Dr. Gill on reducing IPP teaching visits

Commentary
Video

"Using the model of 100 implants per year, and assuming that we can reduce teaching visits by 1 during that 90-day global period, that translates into an estimated additional 3000 minutes of outpatient time that you have available to assist other patients," says Bradley Gill, MD.

In this video, Bradley Gill, MD, highlights key findings from the study, “Optimizing Care - Economic Impact of Reduced Teaching Visits After IPP Implantation,” which he presented at the 24th Annual Fall Scientific Meeting of the Sexual Medicine Society of North America in San Diego, California. Gill is an associate professor of urology at the Cleveland Clinic Lerner College of Medicine, in Cleveland, Ohio.

Video Transcript:

Using the model of 100 implants per year, and assuming that we can reduce teaching visits by 1 during that 90-day global period, that translates into an estimated additional 3000 minutes of outpatient time that you have available to assist other patients. In addition to looking at outpatient visits and new assessments for patients coming in, considering other things that are addressed in men's health practices, for instance, BPH. If you would utilize that time to perform cystoscopies on your patients, that can translate into an additional 75 cystoscopies per year, which translates roughly into about $18,000, actually a little over that, of annual reimbursement for care. So again, another avenue to help patients get in to receive care, and then also to help make sure that practices remain viable and on a sure footing.

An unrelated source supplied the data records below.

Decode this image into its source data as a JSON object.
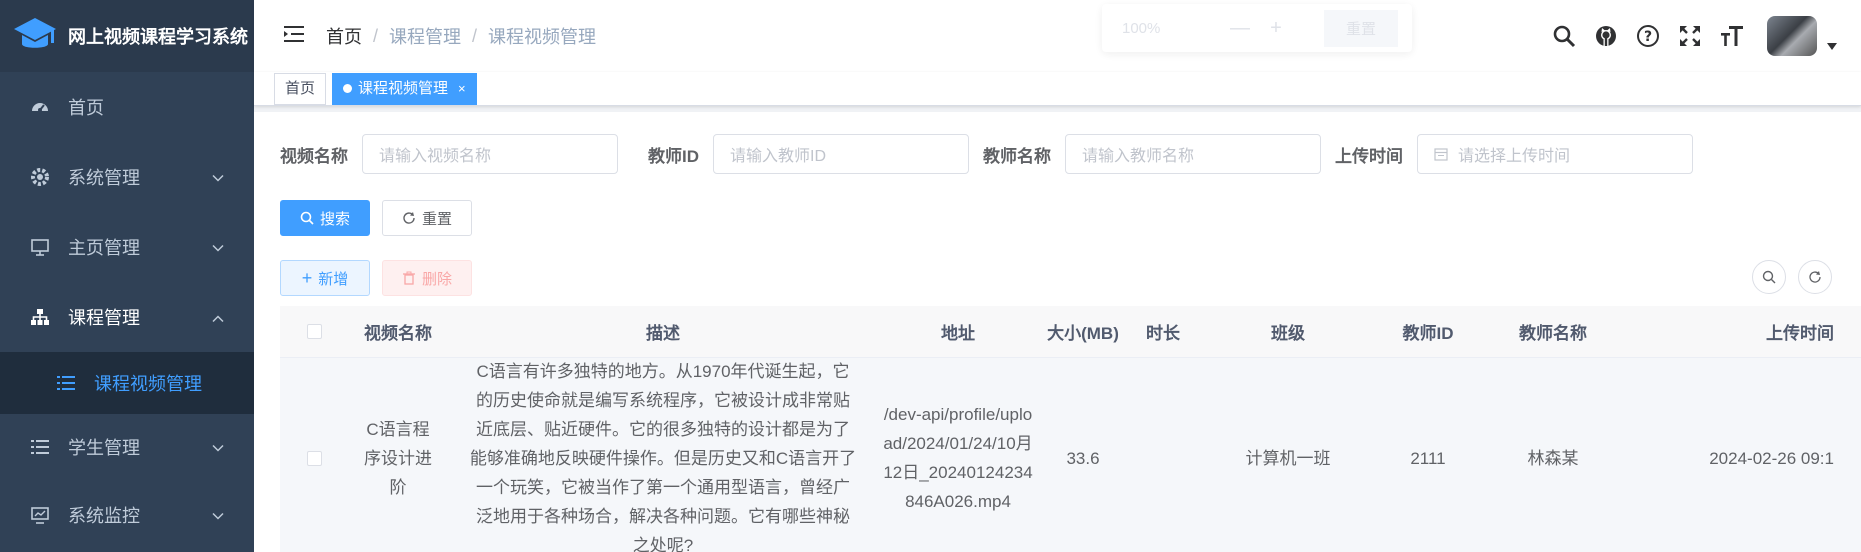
{
  "app": {
    "title": "网上视频课程学习系统"
  },
  "sidebar": {
    "items": [
      {
        "label": "首页",
        "icon": "dashboard-icon"
      },
      {
        "label": "系统管理",
        "icon": "gear-icon"
      },
      {
        "label": "主页管理",
        "icon": "monitor-icon"
      },
      {
        "label": "课程管理",
        "icon": "tree-icon"
      },
      {
        "label": "学生管理",
        "icon": "list-icon"
      },
      {
        "label": "系统监控",
        "icon": "monitor-chart-icon"
      }
    ],
    "submenu": {
      "label": "课程视频管理",
      "icon": "list-icon"
    }
  },
  "header": {
    "breadcrumb": {
      "home": "首页",
      "level1": "课程管理",
      "level2": "课程视频管理"
    },
    "zoom": {
      "value": "100%",
      "minus": "—",
      "plus": "+",
      "reset": "重置"
    }
  },
  "tags": {
    "home": "首页",
    "active": "课程视频管理",
    "close": "×"
  },
  "search_form": {
    "video_name": {
      "label": "视频名称",
      "placeholder": "请输入视频名称"
    },
    "teacher_id": {
      "label": "教师ID",
      "placeholder": "请输入教师ID"
    },
    "teacher_name": {
      "label": "教师名称",
      "placeholder": "请输入教师名称"
    },
    "upload_time": {
      "label": "上传时间",
      "placeholder": "请选择上传时间"
    },
    "search_label": "搜索",
    "reset_label": "重置"
  },
  "toolbar": {
    "add_label": "新增",
    "delete_label": "删除"
  },
  "table": {
    "headers": [
      "视频名称",
      "描述",
      "地址",
      "大小(MB)",
      "时长",
      "班级",
      "教师ID",
      "教师名称",
      "上传时间"
    ],
    "rows": [
      {
        "name": "C语言程序设计进阶",
        "desc": "C语言有许多独特的地方。从1970年代诞生起，它的历史使命就是编写系统程序，它被设计成非常贴近底层、贴近硬件。它的很多独特的设计都是为了能够准确地反映硬件操作。但是历史又和C语言开了一个玩笑，它被当作了第一个通用型语言，曾经广泛地用于各种场合，解决各种问题。它有哪些神秘之处呢?",
        "url": "/dev-api/profile/upload/2024/01/24/10月12日_20240124234846A026.mp4",
        "size": "33.6",
        "duration": "",
        "class": "计算机一班",
        "teacher_id": "2111",
        "teacher_name": "林森某",
        "upload_time": "2024-02-26 09:1"
      }
    ]
  },
  "colors": {
    "sidebar_bg": "#304156",
    "accent": "#409eff",
    "danger": "#f56c6c"
  }
}
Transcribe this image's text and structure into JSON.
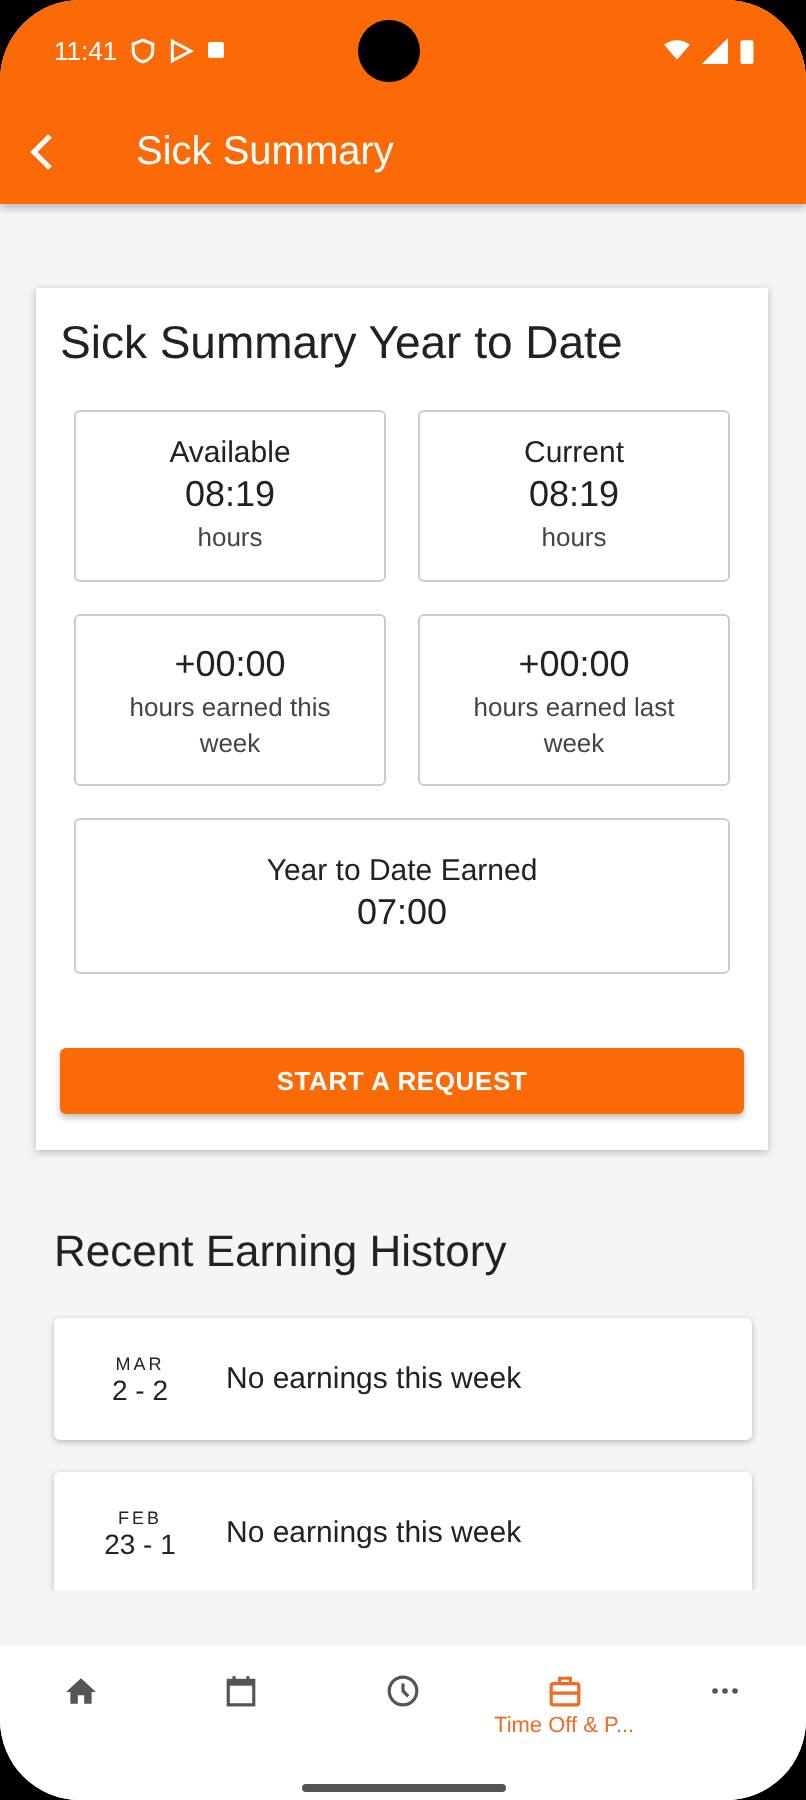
{
  "status_bar": {
    "time": "11:41"
  },
  "app_bar": {
    "title": "Sick Summary"
  },
  "summary": {
    "title": "Sick Summary Year to Date",
    "tiles": [
      {
        "kind": "split",
        "label": "Available",
        "value": "08:19",
        "unit": "hours"
      },
      {
        "kind": "split",
        "label": "Current",
        "value": "08:19",
        "unit": "hours"
      },
      {
        "kind": "split",
        "value": "+00:00",
        "unit": "hours earned this week"
      },
      {
        "kind": "split",
        "value": "+00:00",
        "unit": "hours earned last week"
      },
      {
        "kind": "wide",
        "label": "Year to Date Earned",
        "value": "07:00"
      }
    ],
    "button": "START A REQUEST"
  },
  "history": {
    "title": "Recent Earning History",
    "rows": [
      {
        "month": "MAR",
        "days": "2 - 2",
        "text": "No earnings this week"
      },
      {
        "month": "FEB",
        "days": "23 - 1",
        "text": "No earnings this week"
      }
    ]
  },
  "bottom_nav": [
    {
      "kind": "home",
      "selected": false
    },
    {
      "kind": "calendar",
      "selected": false
    },
    {
      "kind": "clock",
      "selected": false
    },
    {
      "kind": "briefcase",
      "selected": true,
      "label": "Time Off & P..."
    },
    {
      "kind": "more",
      "selected": false
    }
  ]
}
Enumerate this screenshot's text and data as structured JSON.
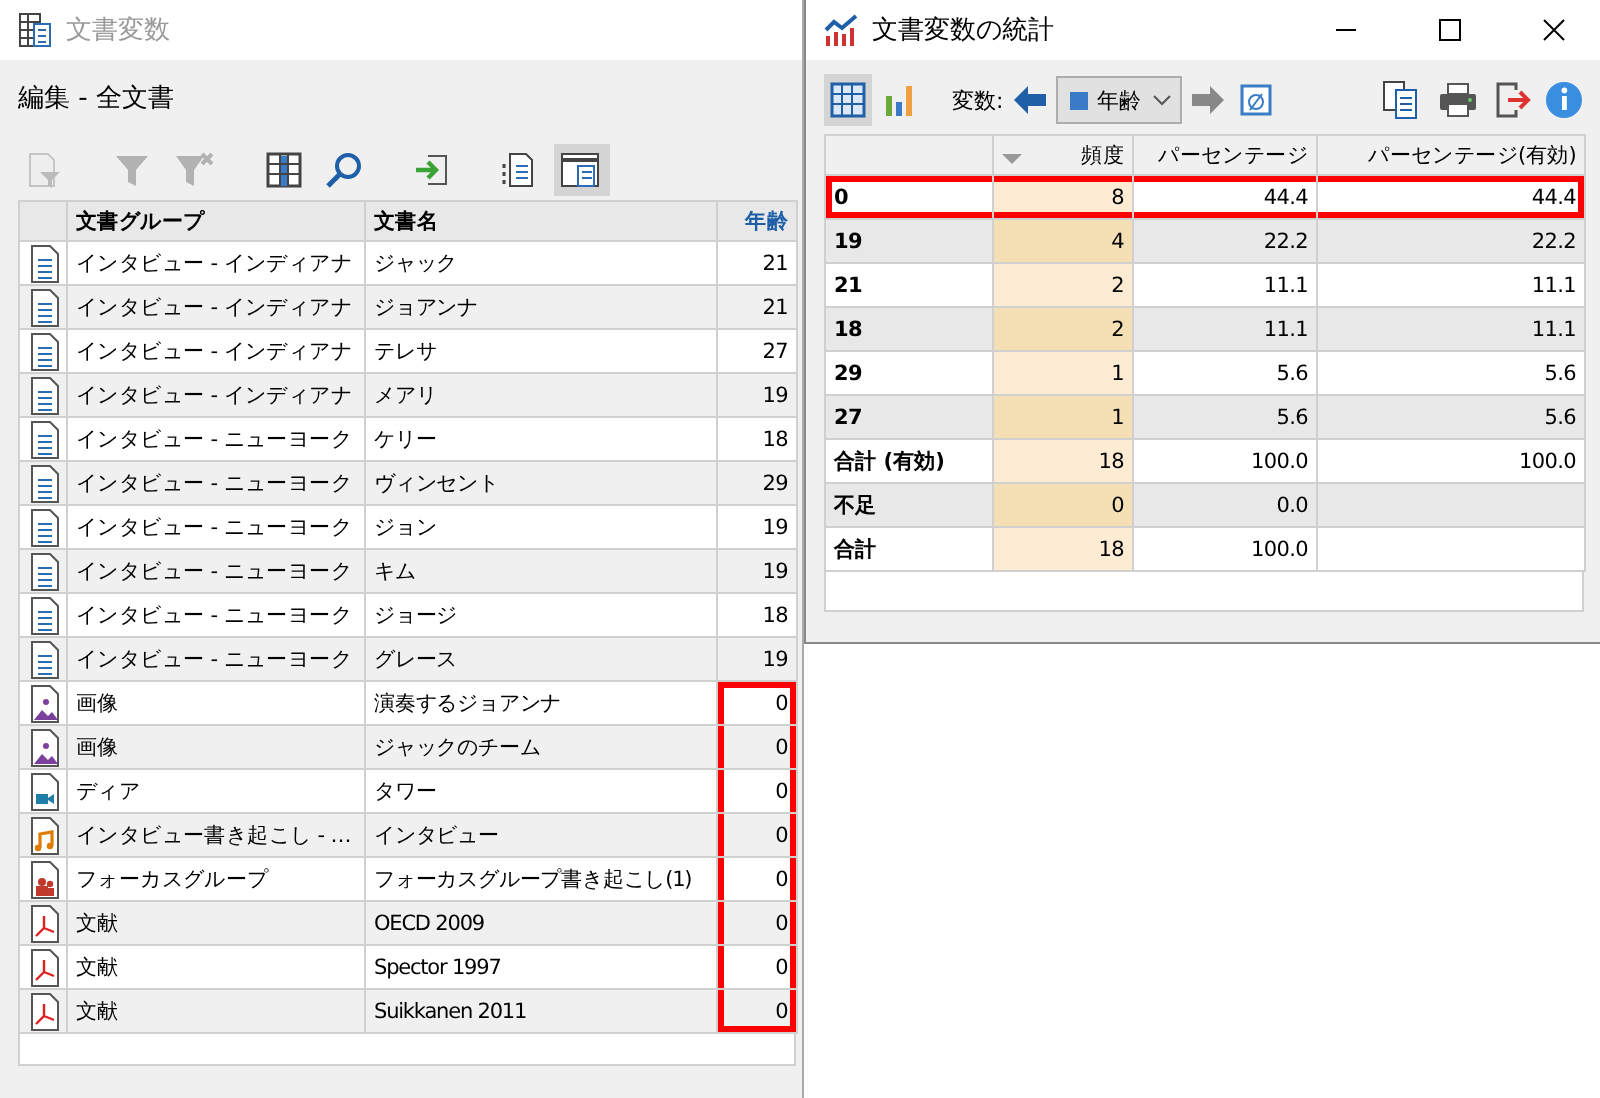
{
  "documents_window": {
    "title": "文書変数",
    "subtitle": "編集 - 全文書",
    "toolbar": [
      {
        "kind": "doc-filter",
        "disabled": true,
        "selected": false
      },
      {
        "kind": "filter",
        "disabled": true,
        "selected": false
      },
      {
        "kind": "filter-clear",
        "disabled": true,
        "selected": false
      },
      {
        "kind": "columns",
        "disabled": false,
        "selected": false
      },
      {
        "kind": "search",
        "disabled": false,
        "selected": false
      },
      {
        "kind": "import",
        "disabled": false,
        "selected": false
      },
      {
        "kind": "doc-list",
        "disabled": false,
        "selected": false
      },
      {
        "kind": "doc-panel",
        "disabled": false,
        "selected": true
      }
    ],
    "table": {
      "columns": [
        "文書グループ",
        "文書名",
        "年齢"
      ],
      "rows": [
        {
          "kind": "text",
          "group": "インタビュー - インディアナ",
          "name": "ジャック",
          "age": "21",
          "age_highlighted": false
        },
        {
          "kind": "text",
          "group": "インタビュー - インディアナ",
          "name": "ジョアンナ",
          "age": "21",
          "age_highlighted": false
        },
        {
          "kind": "text",
          "group": "インタビュー - インディアナ",
          "name": "テレサ",
          "age": "27",
          "age_highlighted": false
        },
        {
          "kind": "text",
          "group": "インタビュー - インディアナ",
          "name": "メアリ",
          "age": "19",
          "age_highlighted": false
        },
        {
          "kind": "text",
          "group": "インタビュー - ニューヨーク",
          "name": "ケリー",
          "age": "18",
          "age_highlighted": false
        },
        {
          "kind": "text",
          "group": "インタビュー - ニューヨーク",
          "name": "ヴィンセント",
          "age": "29",
          "age_highlighted": false
        },
        {
          "kind": "text",
          "group": "インタビュー - ニューヨーク",
          "name": "ジョン",
          "age": "19",
          "age_highlighted": false
        },
        {
          "kind": "text",
          "group": "インタビュー - ニューヨーク",
          "name": "キム",
          "age": "19",
          "age_highlighted": false
        },
        {
          "kind": "text",
          "group": "インタビュー - ニューヨーク",
          "name": "ジョージ",
          "age": "18",
          "age_highlighted": false
        },
        {
          "kind": "text",
          "group": "インタビュー - ニューヨーク",
          "name": "グレース",
          "age": "19",
          "age_highlighted": false
        },
        {
          "kind": "image",
          "group": "画像",
          "name": "演奏するジョアンナ",
          "age": "0",
          "age_highlighted": true
        },
        {
          "kind": "image",
          "group": "画像",
          "name": "ジャックのチーム",
          "age": "0",
          "age_highlighted": true
        },
        {
          "kind": "video",
          "group": "ディア",
          "name": "タワー",
          "age": "0",
          "age_highlighted": true
        },
        {
          "kind": "audio",
          "group": "インタビュー書き起こし - …",
          "name": "インタビュー",
          "age": "0",
          "age_highlighted": true
        },
        {
          "kind": "focus",
          "group": "フォーカスグループ",
          "name": "フォーカスグループ書き起こし(1)",
          "age": "0",
          "age_highlighted": true
        },
        {
          "kind": "pdf",
          "group": "文献",
          "name": "OECD 2009",
          "age": "0",
          "age_highlighted": true
        },
        {
          "kind": "pdf",
          "group": "文献",
          "name": "Spector 1997",
          "age": "0",
          "age_highlighted": true
        },
        {
          "kind": "pdf",
          "group": "文献",
          "name": "Suikkanen 2011",
          "age": "0",
          "age_highlighted": true
        }
      ]
    }
  },
  "statistics_window": {
    "title": "文書変数の統計",
    "view_buttons": [
      {
        "kind": "table",
        "selected": true
      },
      {
        "kind": "chart",
        "selected": false
      }
    ],
    "variable_label": "変数:",
    "variable_value": "年齢",
    "actions": [
      {
        "kind": "copy"
      },
      {
        "kind": "print"
      },
      {
        "kind": "export"
      },
      {
        "kind": "info"
      }
    ],
    "table": {
      "columns": [
        "頻度",
        "パーセンテージ",
        "パーセンテージ(有効)"
      ],
      "rows": [
        {
          "label": "0",
          "frequency": "8",
          "percent": "44.4",
          "valid_percent": "44.4",
          "highlighted": true
        },
        {
          "label": "19",
          "frequency": "4",
          "percent": "22.2",
          "valid_percent": "22.2",
          "highlighted": false
        },
        {
          "label": "21",
          "frequency": "2",
          "percent": "11.1",
          "valid_percent": "11.1",
          "highlighted": false
        },
        {
          "label": "18",
          "frequency": "2",
          "percent": "11.1",
          "valid_percent": "11.1",
          "highlighted": false
        },
        {
          "label": "29",
          "frequency": "1",
          "percent": "5.6",
          "valid_percent": "5.6",
          "highlighted": false
        },
        {
          "label": "27",
          "frequency": "1",
          "percent": "5.6",
          "valid_percent": "5.6",
          "highlighted": false
        },
        {
          "label": "合計 (有効)",
          "frequency": "18",
          "percent": "100.0",
          "valid_percent": "100.0",
          "highlighted": false
        },
        {
          "label": "不足",
          "frequency": "0",
          "percent": "0.0",
          "highlighted": false
        },
        {
          "label": "合計",
          "frequency": "18",
          "percent": "100.0",
          "highlighted": false
        }
      ]
    }
  }
}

Another common men's health procedure, vasectomies. Again, going back to that practice doing 100 implants a year, if we can shave off 1 teaching visit for each one of those patients in that 90-day global period, then that translates roughly into an additional 37 vasectomies, assuming a certain amount of time for that procedure and office space. That results in about $12,500 of additional reimbursement annually. So, being able to optimize practice and shorten the number or duration, even of teaching visits, is something that will be very helpful, not only for us in terms of improving access to care and being able to get more patients in to have their problems addressed, but also to practices themselves in terms of being able to provide billable care that's able to bring in reimbursement and payment for the services being rendered.

Another question that we asked in this was if we're able to decrease those teaching visits, how would that translate into additional patients who may come in and for instance, pursue a prosthesis or surgical treatment. What we found there is, again a very conservative estimate, we could serve an additional 15 patients per year, if we're able to shave off 1 teaching visit for every implant that's done. Looking at the amount of care there that's done–that's a consultation and maybe another subsequent visit or 2 are done for counseling or further assessment–that comes out to be about $8,300 a year of reimbursement to the practice for those services that are rendered. That doesn't include the downstream revenue that would come back for the surgical procedure, [such as] time in the operating room itself.

This transcription has been edited for clarity.